Хадрах положил трубку, но рука у него так сильно дрожала, что он лишь с третьего раза попал на рычаг. Энергичными шагами он прошествовал мимо меня, подошел к столу, рухнул на скамью и снова осушил две рюмки подряд, при этом голова его всякий раз откидывалась назад, словно на шарнирах.

— Так-так, — он произнес это голосом, лишенным всякого выражения. Мне следовало что-что сказать, что-то, способное отвлечь его и успокоить — он выглядел таким ужасно покинутым, когда сидел во главе почти пустого и очень большого стола. Семейство Тейс и шофер находились на кухне, где фрау Тейс, вполне возможно, готовила ужин, но из-за двери не доносилось ни единого звука. Они хорошо знали своего господина.

И тогда я сказал:

— Господин Сильверберг и в самом деле обязан был тебе ответить. Когда к нам обращается человек, мы…

Как бы стирая следы моего голоса, он поднял руку:

— Чепуха! Кто он такой, этот Сильверберг? Еще чего! Этот маленький, мстительный еврей — какое мне до него дело? Но вот то обстоятельство, что ему пришло в голову, что у него хватило духу разыгрывать по телефону судьбу, то есть хранить молчание, как сама вселенная, дав мне возможность говорить, говорить, говорить… Сколько времени все это вообще-то продолжалось? Я уж и не соображу. Не потерял ли я лицо, не прибегал ли к ругательствам?

Я его успокоил:

— Вообще-то ты сказал ужасные слова, например: тушу я оставляю для живодера.

Хадрах встрепенулся:

— Живодер? Так я и сказал? Но ведь я же не Сильверберга имел в виду, не так уж он и велик. И однако же он сделал для меня кое-что понятным, словно пророк. Ты говоришь, и рассуждаешь, и зовешь, и спрашиваешь… а на другом конце провода ни звука, понимаешь, ни «Да» и ни «Нет», ни смеха, а связь работает, ты ведь не слышишь сигнала «занято»… ведь это же… это же…

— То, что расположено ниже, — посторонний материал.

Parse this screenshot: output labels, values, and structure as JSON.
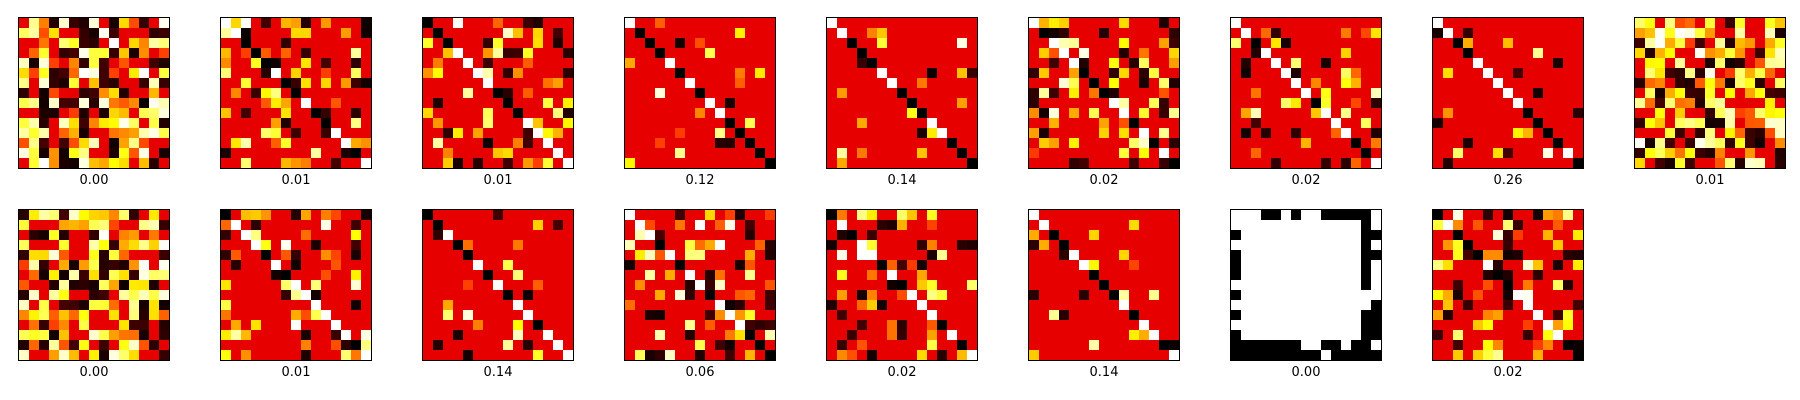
{
  "chart_data": {
    "type": "heatmap",
    "colormap": "hot",
    "grid": false,
    "matrix_size": 15,
    "layout": {
      "rows": 2,
      "cols": 9
    },
    "panels": [
      {
        "label": "0.00",
        "pattern": "dense"
      },
      {
        "label": "0.01",
        "pattern": "medium"
      },
      {
        "label": "0.01",
        "pattern": "medium"
      },
      {
        "label": "0.12",
        "pattern": "sparse"
      },
      {
        "label": "0.14",
        "pattern": "sparse"
      },
      {
        "label": "0.02",
        "pattern": "medium"
      },
      {
        "label": "0.02",
        "pattern": "medium"
      },
      {
        "label": "0.26",
        "pattern": "sparse"
      },
      {
        "label": "0.01",
        "pattern": "dense"
      },
      {
        "label": "0.00",
        "pattern": "dense"
      },
      {
        "label": "0.01",
        "pattern": "medium"
      },
      {
        "label": "0.14",
        "pattern": "sparse"
      },
      {
        "label": "0.06",
        "pattern": "medium"
      },
      {
        "label": "0.02",
        "pattern": "medium"
      },
      {
        "label": "0.14",
        "pattern": "sparse"
      },
      {
        "label": "0.00",
        "pattern": "frame"
      },
      {
        "label": "0.02",
        "pattern": "medium"
      }
    ]
  }
}
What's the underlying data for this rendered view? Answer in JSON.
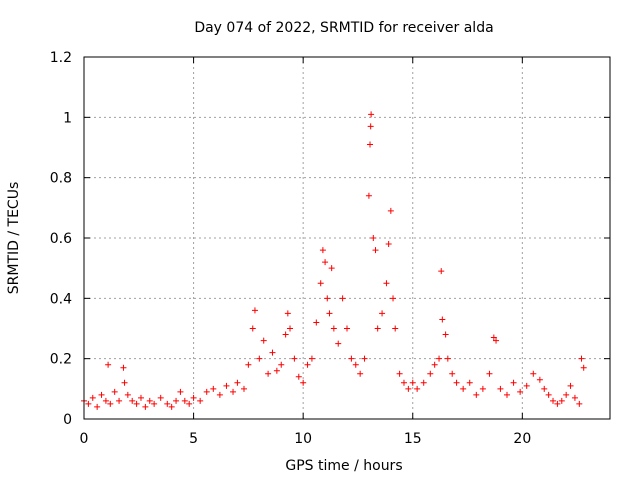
{
  "chart_data": {
    "type": "scatter",
    "title": "Day 074 of 2022, SRMTID for receiver alda",
    "xlabel": "GPS time / hours",
    "ylabel": "SRMTID / TECUs",
    "xlim": [
      0,
      24
    ],
    "ylim": [
      0,
      1.2
    ],
    "x_ticks": [
      "0",
      "5",
      "10",
      "15",
      "20"
    ],
    "y_ticks": [
      "0",
      "0.2",
      "0.4",
      "0.6",
      "0.8",
      "1",
      "1.2"
    ],
    "grid": true,
    "marker": "+",
    "series": [
      {
        "name": "SRMTID",
        "color": "#ff0000",
        "points": [
          [
            0.0,
            0.06
          ],
          [
            0.2,
            0.05
          ],
          [
            0.4,
            0.07
          ],
          [
            0.6,
            0.04
          ],
          [
            0.8,
            0.08
          ],
          [
            1.0,
            0.06
          ],
          [
            1.1,
            0.18
          ],
          [
            1.2,
            0.05
          ],
          [
            1.4,
            0.09
          ],
          [
            1.6,
            0.06
          ],
          [
            1.8,
            0.17
          ],
          [
            1.85,
            0.12
          ],
          [
            2.0,
            0.08
          ],
          [
            2.2,
            0.06
          ],
          [
            2.4,
            0.05
          ],
          [
            2.6,
            0.07
          ],
          [
            2.8,
            0.04
          ],
          [
            3.0,
            0.06
          ],
          [
            3.2,
            0.05
          ],
          [
            3.5,
            0.07
          ],
          [
            3.8,
            0.05
          ],
          [
            4.0,
            0.04
          ],
          [
            4.2,
            0.06
          ],
          [
            4.4,
            0.09
          ],
          [
            4.6,
            0.06
          ],
          [
            4.8,
            0.05
          ],
          [
            5.0,
            0.07
          ],
          [
            5.3,
            0.06
          ],
          [
            5.6,
            0.09
          ],
          [
            5.9,
            0.1
          ],
          [
            6.2,
            0.08
          ],
          [
            6.5,
            0.11
          ],
          [
            6.8,
            0.09
          ],
          [
            7.0,
            0.12
          ],
          [
            7.3,
            0.1
          ],
          [
            7.5,
            0.18
          ],
          [
            7.7,
            0.3
          ],
          [
            7.8,
            0.36
          ],
          [
            8.0,
            0.2
          ],
          [
            8.2,
            0.26
          ],
          [
            8.4,
            0.15
          ],
          [
            8.6,
            0.22
          ],
          [
            8.8,
            0.16
          ],
          [
            9.0,
            0.18
          ],
          [
            9.2,
            0.28
          ],
          [
            9.3,
            0.35
          ],
          [
            9.4,
            0.3
          ],
          [
            9.6,
            0.2
          ],
          [
            9.8,
            0.14
          ],
          [
            10.0,
            0.12
          ],
          [
            10.2,
            0.18
          ],
          [
            10.4,
            0.2
          ],
          [
            10.6,
            0.32
          ],
          [
            10.8,
            0.45
          ],
          [
            10.9,
            0.56
          ],
          [
            11.0,
            0.52
          ],
          [
            11.1,
            0.4
          ],
          [
            11.2,
            0.35
          ],
          [
            11.3,
            0.5
          ],
          [
            11.4,
            0.3
          ],
          [
            11.6,
            0.25
          ],
          [
            11.8,
            0.4
          ],
          [
            12.0,
            0.3
          ],
          [
            12.2,
            0.2
          ],
          [
            12.4,
            0.18
          ],
          [
            12.6,
            0.15
          ],
          [
            12.8,
            0.2
          ],
          [
            13.0,
            0.74
          ],
          [
            13.05,
            0.91
          ],
          [
            13.08,
            0.97
          ],
          [
            13.1,
            1.01
          ],
          [
            13.2,
            0.6
          ],
          [
            13.3,
            0.56
          ],
          [
            13.4,
            0.3
          ],
          [
            13.6,
            0.35
          ],
          [
            13.8,
            0.45
          ],
          [
            13.9,
            0.58
          ],
          [
            14.0,
            0.69
          ],
          [
            14.1,
            0.4
          ],
          [
            14.2,
            0.3
          ],
          [
            14.4,
            0.15
          ],
          [
            14.6,
            0.12
          ],
          [
            14.8,
            0.1
          ],
          [
            15.0,
            0.12
          ],
          [
            15.2,
            0.1
          ],
          [
            15.5,
            0.12
          ],
          [
            15.8,
            0.15
          ],
          [
            16.0,
            0.18
          ],
          [
            16.2,
            0.2
          ],
          [
            16.3,
            0.49
          ],
          [
            16.35,
            0.33
          ],
          [
            16.5,
            0.28
          ],
          [
            16.6,
            0.2
          ],
          [
            16.8,
            0.15
          ],
          [
            17.0,
            0.12
          ],
          [
            17.3,
            0.1
          ],
          [
            17.6,
            0.12
          ],
          [
            17.9,
            0.08
          ],
          [
            18.2,
            0.1
          ],
          [
            18.5,
            0.15
          ],
          [
            18.7,
            0.27
          ],
          [
            18.8,
            0.26
          ],
          [
            19.0,
            0.1
          ],
          [
            19.3,
            0.08
          ],
          [
            19.6,
            0.12
          ],
          [
            19.9,
            0.09
          ],
          [
            20.2,
            0.11
          ],
          [
            20.5,
            0.15
          ],
          [
            20.8,
            0.13
          ],
          [
            21.0,
            0.1
          ],
          [
            21.2,
            0.08
          ],
          [
            21.4,
            0.06
          ],
          [
            21.6,
            0.05
          ],
          [
            21.8,
            0.06
          ],
          [
            22.0,
            0.08
          ],
          [
            22.2,
            0.11
          ],
          [
            22.4,
            0.07
          ],
          [
            22.6,
            0.05
          ],
          [
            22.7,
            0.2
          ],
          [
            22.8,
            0.17
          ]
        ]
      }
    ]
  }
}
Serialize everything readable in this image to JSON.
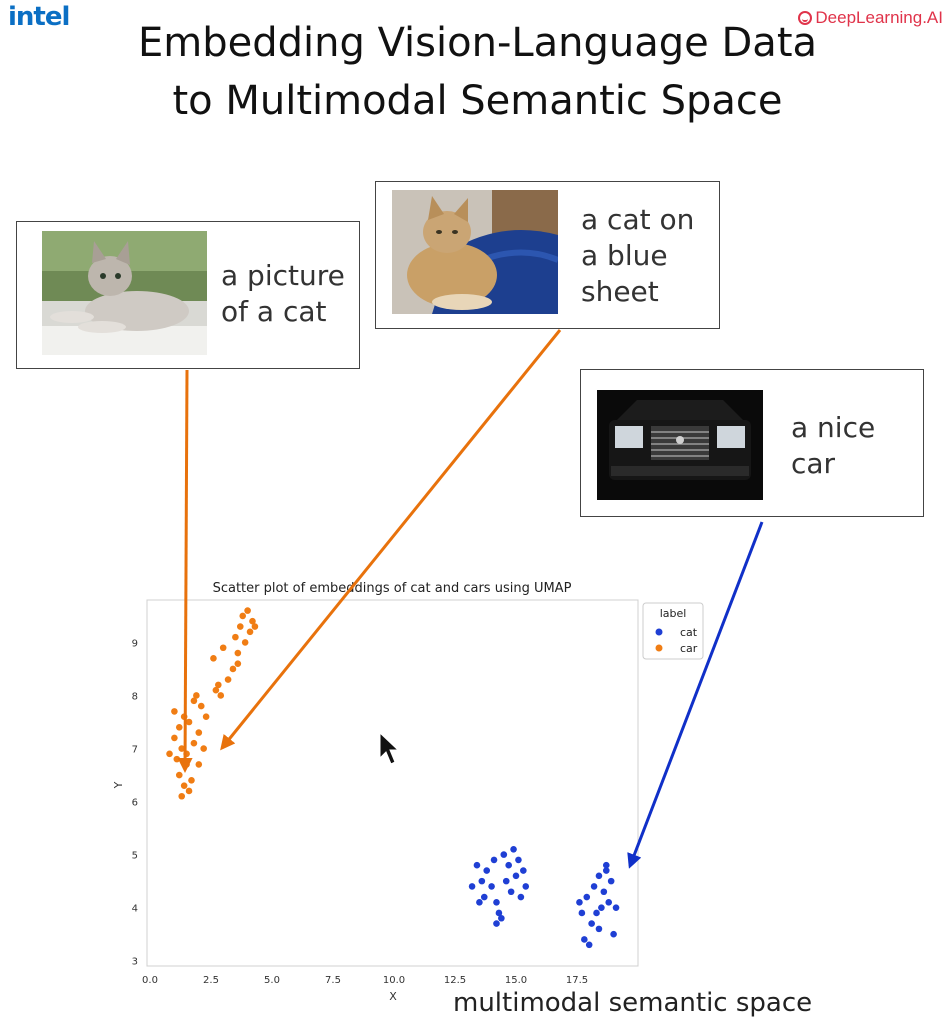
{
  "branding": {
    "left_logo": "intel",
    "right_logo": "DeepLearning.AI",
    "left_color": "#0b6fc4",
    "right_color": "#e0334a"
  },
  "slide": {
    "title": "Embedding Vision-Language Data to Multimodal Semantic Space",
    "footer": "multimodal semantic space"
  },
  "cards": [
    {
      "caption": "a picture\nof a cat",
      "image": "kitten-on-windowsill-photo"
    },
    {
      "caption": "a cat on\na blue\nsheet",
      "image": "cat-on-blue-sheet-photo"
    },
    {
      "caption": "a nice\ncar",
      "image": "black-suv-front-photo"
    }
  ],
  "arrows": [
    {
      "from": "card-1",
      "color": "#e8720c"
    },
    {
      "from": "card-2",
      "color": "#e8720c"
    },
    {
      "from": "card-3",
      "color": "#1030c8"
    }
  ],
  "chart_data": {
    "type": "scatter",
    "title": "Scatter plot of embeddings of cat and cars using UMAP",
    "xlabel": "X",
    "ylabel": "Y",
    "xlim": [
      0,
      20
    ],
    "ylim": [
      2.9,
      9.8
    ],
    "xticks": [
      "0.0",
      "2.5",
      "5.0",
      "7.5",
      "10.0",
      "12.5",
      "15.0",
      "17.5"
    ],
    "yticks": [
      "3",
      "4",
      "5",
      "6",
      "7",
      "8",
      "9"
    ],
    "grid": false,
    "legend": {
      "title": "label",
      "position": "top-right"
    },
    "series": [
      {
        "name": "cat",
        "color": "#1f3fd4",
        "points": [
          [
            13.2,
            4.4
          ],
          [
            13.4,
            4.8
          ],
          [
            13.6,
            4.5
          ],
          [
            13.7,
            4.2
          ],
          [
            13.8,
            4.7
          ],
          [
            14.0,
            4.4
          ],
          [
            14.1,
            4.9
          ],
          [
            14.2,
            4.1
          ],
          [
            14.3,
            3.9
          ],
          [
            14.2,
            3.7
          ],
          [
            14.4,
            3.8
          ],
          [
            14.5,
            5.0
          ],
          [
            14.6,
            4.5
          ],
          [
            14.7,
            4.8
          ],
          [
            14.8,
            4.3
          ],
          [
            14.9,
            5.1
          ],
          [
            15.0,
            4.6
          ],
          [
            15.1,
            4.9
          ],
          [
            15.2,
            4.2
          ],
          [
            15.3,
            4.7
          ],
          [
            15.4,
            4.4
          ],
          [
            13.5,
            4.1
          ],
          [
            17.6,
            4.1
          ],
          [
            17.7,
            3.9
          ],
          [
            17.8,
            3.4
          ],
          [
            17.9,
            4.2
          ],
          [
            18.0,
            3.3
          ],
          [
            18.1,
            3.7
          ],
          [
            18.2,
            4.4
          ],
          [
            18.3,
            3.9
          ],
          [
            18.4,
            4.6
          ],
          [
            18.5,
            4.0
          ],
          [
            18.6,
            4.3
          ],
          [
            18.7,
            4.7
          ],
          [
            18.8,
            4.1
          ],
          [
            18.9,
            4.5
          ],
          [
            19.0,
            3.5
          ],
          [
            18.4,
            3.6
          ],
          [
            19.1,
            4.0
          ],
          [
            18.7,
            4.8
          ]
        ]
      },
      {
        "name": "car",
        "color": "#f07d14",
        "points": [
          [
            0.8,
            6.9
          ],
          [
            1.0,
            7.2
          ],
          [
            1.0,
            7.7
          ],
          [
            1.1,
            6.8
          ],
          [
            1.2,
            7.4
          ],
          [
            1.2,
            6.5
          ],
          [
            1.3,
            7.0
          ],
          [
            1.3,
            6.1
          ],
          [
            1.4,
            6.3
          ],
          [
            1.4,
            7.6
          ],
          [
            1.5,
            6.7
          ],
          [
            1.5,
            6.9
          ],
          [
            1.6,
            6.2
          ],
          [
            1.6,
            7.5
          ],
          [
            1.7,
            6.4
          ],
          [
            1.8,
            7.1
          ],
          [
            1.9,
            8.0
          ],
          [
            2.0,
            7.3
          ],
          [
            2.0,
            6.7
          ],
          [
            2.1,
            7.8
          ],
          [
            2.2,
            7.0
          ],
          [
            2.3,
            7.6
          ],
          [
            1.8,
            7.9
          ],
          [
            2.6,
            8.7
          ],
          [
            2.7,
            8.1
          ],
          [
            2.8,
            8.2
          ],
          [
            2.9,
            8.0
          ],
          [
            3.0,
            8.9
          ],
          [
            3.2,
            8.3
          ],
          [
            3.4,
            8.5
          ],
          [
            3.5,
            9.1
          ],
          [
            3.6,
            8.6
          ],
          [
            3.7,
            9.3
          ],
          [
            3.8,
            9.5
          ],
          [
            3.9,
            9.0
          ],
          [
            4.0,
            9.6
          ],
          [
            4.1,
            9.2
          ],
          [
            4.2,
            9.4
          ],
          [
            4.3,
            9.3
          ],
          [
            3.6,
            8.8
          ]
        ]
      }
    ]
  }
}
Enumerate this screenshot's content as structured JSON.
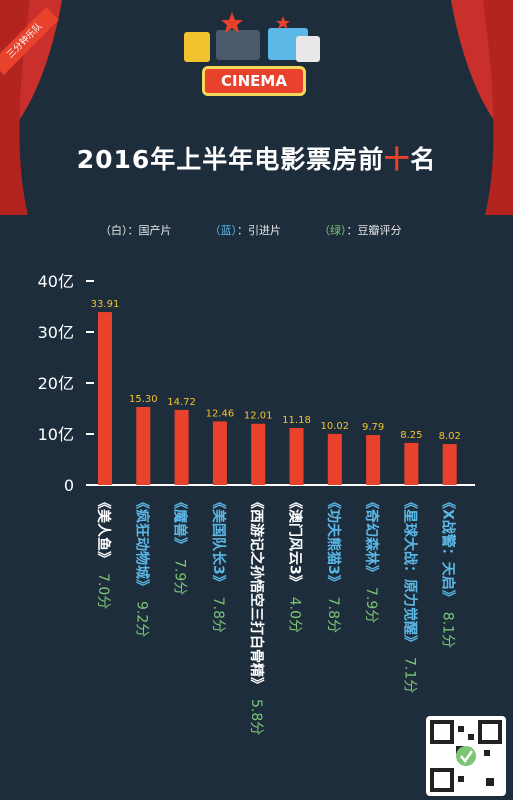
{
  "header": {
    "corner_tag": "三分钟乐队",
    "cinema_sign": "CINEMA",
    "title_before": "2016年上半年电影票房前",
    "title_highlight": "十",
    "title_after": "名"
  },
  "legend": {
    "items": [
      {
        "open": "（白）",
        "label": "：国产片",
        "color": "#ffffff"
      },
      {
        "open": "（蓝）",
        "label": "：引进片",
        "color": "#5bb8e6"
      },
      {
        "open": "（绿）",
        "label": "：豆瓣评分",
        "color": "#7cc576"
      }
    ]
  },
  "colors": {
    "bar": "#e8412c",
    "value_label": "#f3c22f",
    "domestic": "#ffffff",
    "imported": "#5bb8e6",
    "rating": "#7cc576",
    "axis": "#ffffff",
    "background": "#1e2d3c"
  },
  "chart_data": {
    "type": "bar",
    "title": "2016年上半年电影票房前十名",
    "ylim": [
      0,
      40
    ],
    "yticks": [
      {
        "value": 0,
        "label": "0"
      },
      {
        "value": 10,
        "label": "10亿"
      },
      {
        "value": 20,
        "label": "20亿"
      },
      {
        "value": 30,
        "label": "30亿"
      },
      {
        "value": 40,
        "label": "40亿"
      }
    ],
    "categories": [
      "《美人鱼》",
      "《疯狂动物城》",
      "《魔兽》",
      "《美国队长3》",
      "《西游记之孙悟空三打白骨精》",
      "《澳门风云3》",
      "《功夫熊猫3》",
      "《奇幻森林》",
      "《星球大战：原力觉醒》",
      "《X战警：天启》"
    ],
    "values": [
      33.91,
      15.3,
      14.72,
      12.46,
      12.01,
      11.18,
      10.02,
      9.79,
      8.25,
      8.02
    ],
    "value_labels": [
      "33.91",
      "15.30",
      "14.72",
      "12.46",
      "12.01",
      "11.18",
      "10.02",
      "9.79",
      "8.25",
      "8.02"
    ],
    "origin": [
      "domestic",
      "imported",
      "imported",
      "imported",
      "domestic",
      "domestic",
      "imported",
      "imported",
      "imported",
      "imported"
    ],
    "ratings": [
      "7.0分",
      "9.2分",
      "7.9分",
      "7.8分",
      "5.8分",
      "4.0分",
      "7.8分",
      "7.9分",
      "7.1分",
      "8.1分"
    ]
  }
}
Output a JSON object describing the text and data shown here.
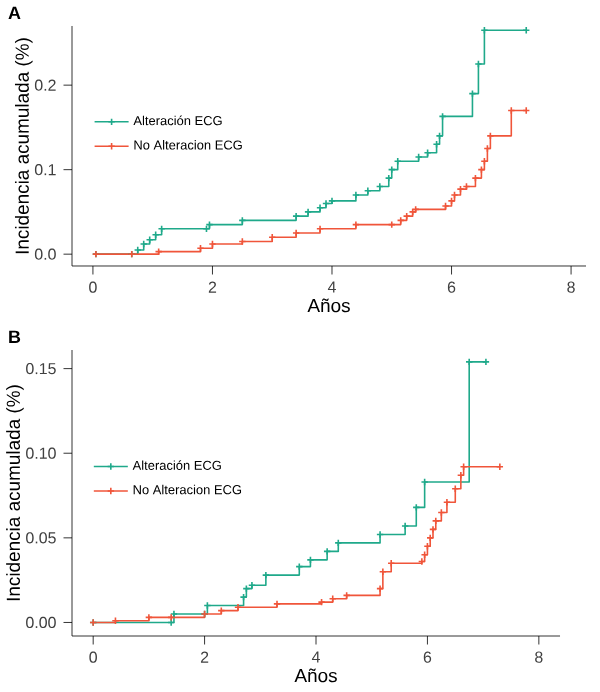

Он снова себе налил, опрокинул рюмку, пожирая при этом глазами потолочные балки и светильник, составленный из трех сплетенных оленьих рогов.

— Посмотри только, завтра — шестьдесят, звание почетного доктора, толстый, массивный крест от правительства, заранее опробованные речи на похоронах, синтетические поздравления, завистники, которые с такой натугой тебе улыбаются, словно у них воспаление тройничного нерва… А когда они меня после этого спросят, как поживают мои дети… А когда некие дамы обступят Мауру и начнут шептать ей на ушко, что для такого мужчины шестьдесят — это еще не возраст, что пятнадцать лет разницы выравнивается благодаря тому-то и тому-то. А когда Маура вскинет подбородок, словно желая спастись от утешений, расточаемых этими ангелами льда, — да, когда она вскидывает подбородок и поводит глазами по сторонам, словно надеясь обнаружить детей среди толпы, или, скажем, тебя, своего Петера… Ну да, я хотел сказать: тогда наш хорошо сохранившийся юбиляр будет стоять, как несколькими минутами ранее, и будет говорить, говорить, выражать благодарность тому, выражать благодарность этому, обещать то, сулить это, порой острить, украшать себя цитатами, заклинать будущее Германии и всего мира, говорить он будет и слышать, как тают его слова и, как произошло несколькими минутами ранее: не получать ответа! А что можно прочитать на лицах его слушателей? Эти улыбочки, словно спустившаяся петля, этот неискренний одобрительный шепоток, эти исполненные достоинства кивки лицемеров — о, это не судьба, судьба отвечает по-другому, она отвечает как Сильверберг, но, — и он поднялся так же, как поднял это «но» из глубин своего существа, спокойно и торжественно, — мой олень меня ждет. Мне пора, я должен идти, найти его, увидеть, ощупать руками, кто он такой, что он такое.

Я воздел обе руки и заклинающе замахал ими перед его лицом — в глазах возможного наблюдателя это должно было очень смешно выглядеть.

— Сиди, — сказал я так ласково и так повелительно, как только мог, — я позвоню Мауре, — поспешно добавил я, словно в этом и было решение.

— Вот этого ты делать не станешь, — и Хадрах замотал головой, — никакого вмешательства больше не будет.

При этом он поднялся по лестнице на деревянную галерею, которая по периметру обвивала наверху холл и через которую можно было попасть в спальные комнаты. Он зажег свет и, перегнувшись через дубовую балюстраду, зорко поглядел вниз.

— Принесу тебе кое-что почитать, — сказал он почти приветливо и расслабленно, — я могу проходить очень долго.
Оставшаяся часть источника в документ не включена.